Jaciara Santos: espera tensa do veredito

 

Dias de inquietação.

Como se numa guerra.

Momentos de algum relaxamento, raros.

Restante, tensão.

Vida de jornalista.

Agora, Jaciara, afora as muitas pesquisas, leituras, tinha as duas faces da moeda nas mãos - regra de ouro do jornalismo: ao menos para jornalistas sérias.

Um sobrevivente.

Um ninja, matador.

Atirou-se à escrita.

Letra a letra, ia esculpindo a matéria.

Sofria, ao constatar tanta crueldade.

Que mundo, este.

Como os grupos de extermínio matavam, assim, como um simples ofício.

Olhava ao redor.

Pensava nos tantos amigos da periferia, de São Caetano, da Fazenda Grande, do Alto do Peru, juventude.

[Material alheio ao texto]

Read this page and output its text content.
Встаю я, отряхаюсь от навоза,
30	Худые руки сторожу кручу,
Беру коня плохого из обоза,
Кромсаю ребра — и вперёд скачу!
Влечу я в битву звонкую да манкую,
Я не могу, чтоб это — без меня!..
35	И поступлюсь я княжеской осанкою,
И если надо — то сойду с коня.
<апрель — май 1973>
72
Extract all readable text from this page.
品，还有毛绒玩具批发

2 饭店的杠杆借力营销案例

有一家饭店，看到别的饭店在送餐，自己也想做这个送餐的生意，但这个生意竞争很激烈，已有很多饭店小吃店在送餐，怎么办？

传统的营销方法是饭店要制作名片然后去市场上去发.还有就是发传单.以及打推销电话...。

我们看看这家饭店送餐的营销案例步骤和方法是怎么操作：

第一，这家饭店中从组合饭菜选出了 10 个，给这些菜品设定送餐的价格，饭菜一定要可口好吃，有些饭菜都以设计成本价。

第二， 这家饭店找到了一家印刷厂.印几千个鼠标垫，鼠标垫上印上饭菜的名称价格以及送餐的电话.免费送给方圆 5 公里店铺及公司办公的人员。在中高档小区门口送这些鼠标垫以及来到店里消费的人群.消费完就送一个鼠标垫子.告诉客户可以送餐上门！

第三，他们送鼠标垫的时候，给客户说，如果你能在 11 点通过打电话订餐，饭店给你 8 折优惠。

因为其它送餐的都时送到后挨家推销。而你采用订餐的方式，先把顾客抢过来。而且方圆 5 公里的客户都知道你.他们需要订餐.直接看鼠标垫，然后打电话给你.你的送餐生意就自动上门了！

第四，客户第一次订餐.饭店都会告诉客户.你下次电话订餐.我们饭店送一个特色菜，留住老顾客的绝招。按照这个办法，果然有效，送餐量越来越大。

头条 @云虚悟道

- Onde estarão meus amigos?

- Vivem?

Já fazia algum tempo saíra daquelas bandas.

Tinha saudades.

E tristeza quando pensava nesses amigos, quem sabe, amigos perdidos assim, quase destino inelutável, e não se perdiam por balas perdidas.

A matéria era parte de sua vida - nascera, pisara todo aquele chão, a dor e a alegria de ser periferia, aqueles meninos cheios de vida.

Como eram impiedosamente mortos.

Às vezes, escrevendo, brotavam lágrimas.

Jornalista imparcial, besteira - insisto.

Verdadeiro, sim.

Fiel aos fatos, sim.

Imparcial, nada.

Sempre tem lado.

Jaciara tinha.

Passou alguns poucos dias escrevendo.

Foi ao editor, Erival Guimarães.

Bateu as laudas na mesa, segura.

O editor pegou, folheou rapidamente, revelando quase estupefação, não obstante acostumado a tanta coisa.

Olhou serenamente para Jaciara, e informou:

- Vou submeter a matéria ao editor chefe.

Ela, tensa.

Gritantes as falhas na política de Segurança do Estado, tão gritantes a ponto de causar no espírito dela muitas dúvidas sobre a possibilidade de a reportagem ser publicada.

Segura da matéria, sim.

Do veredito, não.

Foi para casa.

A tensão aumentou.

Teve insônia, dor de estômago.

Ansiedade como nunca antes.

Não foi tanto tempo assim de espera.

Contado nos dedos, algumas horas.

O correr do tempo, varia.

Aquela espera sobre o veredito pareceu um século...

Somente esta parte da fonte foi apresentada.